O que Lula de fato pensa sobre a privatização, eu não sei, talvez ninguém saiba. O mais provável é que ele não tenha um pensamento coerente a respeito. Que tanto faz uma grande empresa ser estatal ou privada, contanto que o presidente e seu partido saibam usá-la em seu proveito . Tome-se o caso da Petrobras. Salta aos olhos que Lula não tem o menor pudor em envolvê-la no caldeirão […] Leia mais

DR

Da Redação

Publicado em 24 de outubro de 2010 às 00h40.

Última atualização em 24 de fevereiro de 2017 às 10h58.

O que Lula de fato pensa sobre a privatização, eu não sei, talvez ninguém saiba. O mais provável é que ele não tenha um pensamento coerente a respeito. Que tanto faz uma grande empresa ser estatal ou privada, contanto que o presidente e seu partido saibam usá-la em seu proveito .

Tome-se o caso da Petrobras. Salta aos olhos que Lula não tem o menor pudor em envolvê-la no caldeirão eleitoral. Enquanto ela for capaz de produzir algum leite ideológico, ele continuará a lhe apertar as tetas, até o limite, sem dó nem piedade.

Isto, aliás, é o que ele vem fazendo pela boca do Sr. Gabrieli, que não parece perceber a necessidade de uma distinção clara entre o seu papel atual de presidente da empresa e a condição de militante petista.

Diferentemente da Petrobras, a Vale do Rio Doce é uma empresa privada. Através do BNDESpar e dos fundos de pensão das estatais, o governo detém a maioria do capital votante, mas não a maioria qualificada necessária para a tomada de certas decisões.

Foi por isso que Lula e Dilma Rousseff não conseguiram mandar na empresa tanto quanto gostariam, nem dar o passo seguinte, que seria a destituição de Roger Agnelli e a imposição de um novo presidente.

A dez dias da eleição, parece inútil especular sobre o que Lula e Dilma farão ou deixarão de fazer a respeito da Vale.

Muito mais proveitoso, no momento, é perguntar por que Lula, esse inimigo de morte das privatizações que temos visto na propaganda de Dilma Rousseff, não reverteu nenhuma das privatizações do período Fernando Henrique, e por que o PT não o encostou na parede, cobrando alguma coerência com o velho discurso.

Em 2007, o deputado Ivan Valente, do PSOL, propôs ao Congresso a realização de um plebiscito sobre se a Vale deveria permanecer privada ou ser reestatizada (Projeto de Decreto Legislativo número 374).

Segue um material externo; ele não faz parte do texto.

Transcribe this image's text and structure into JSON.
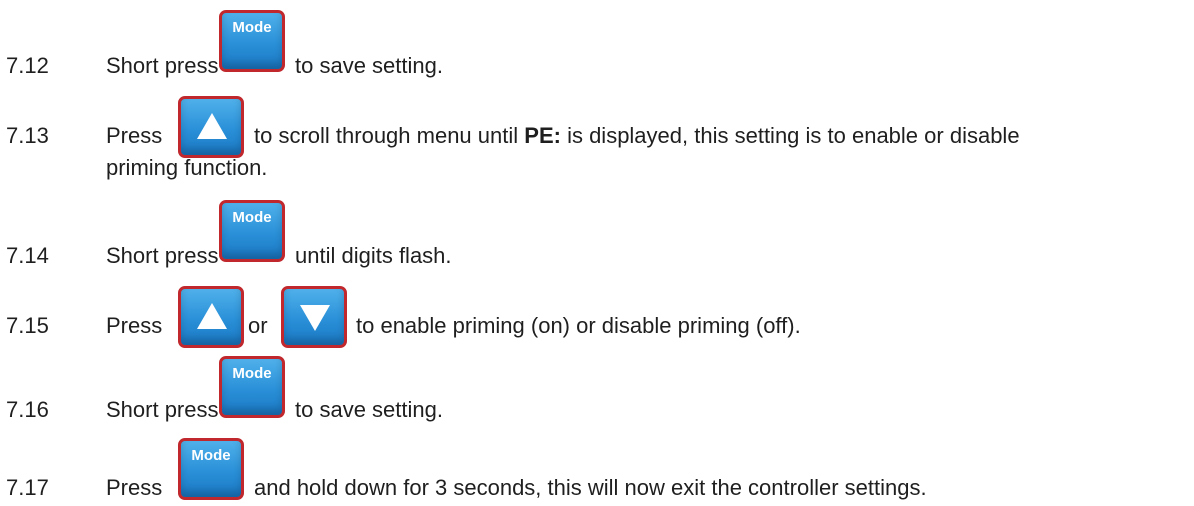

O relator da matéria na Comissão de Desenvolvimento Econômico, Comércio e Indústria foi o deputado José Guimarães, do PT do Ceará. Transcrevo abaixo alguns trechos do relatório, já esclarecendo que se trata de documento público, disponível no site da Câmara; os grifos são meus.

[…] Do ponto de vista econômico, o primeiro foco de análise deveria se concentrar sobre a questão de se seria ou não um bom negócio para a economia brasileira reverter a privatização da Vale.

“Cabe ressaltar que tais considerações envolvem argumentações técnicas de relativa profundidade, que dificilmente poderiam ser abordadas de maneira completa em um debate público, no calor de um [plebiscito] eivado de argumentos simbólicos e simplistas que, muitas vezes, podem distorcer aspectos econômicos de maior complexidade.

Não há negar que a mudança das características societárias da Companhia Vale do Rio Doce foi passo fundamental para estabelecer uma estrutura de governança afinada com as exigências do mercado internacional, que possibilitou extraordinária expansão dos negócios e o acesso a meios gerenciais e mecanismos de financiamento que em muito contribuíram para este desempenho e o alcance dessa condição concorrencial privilegiada de hoje.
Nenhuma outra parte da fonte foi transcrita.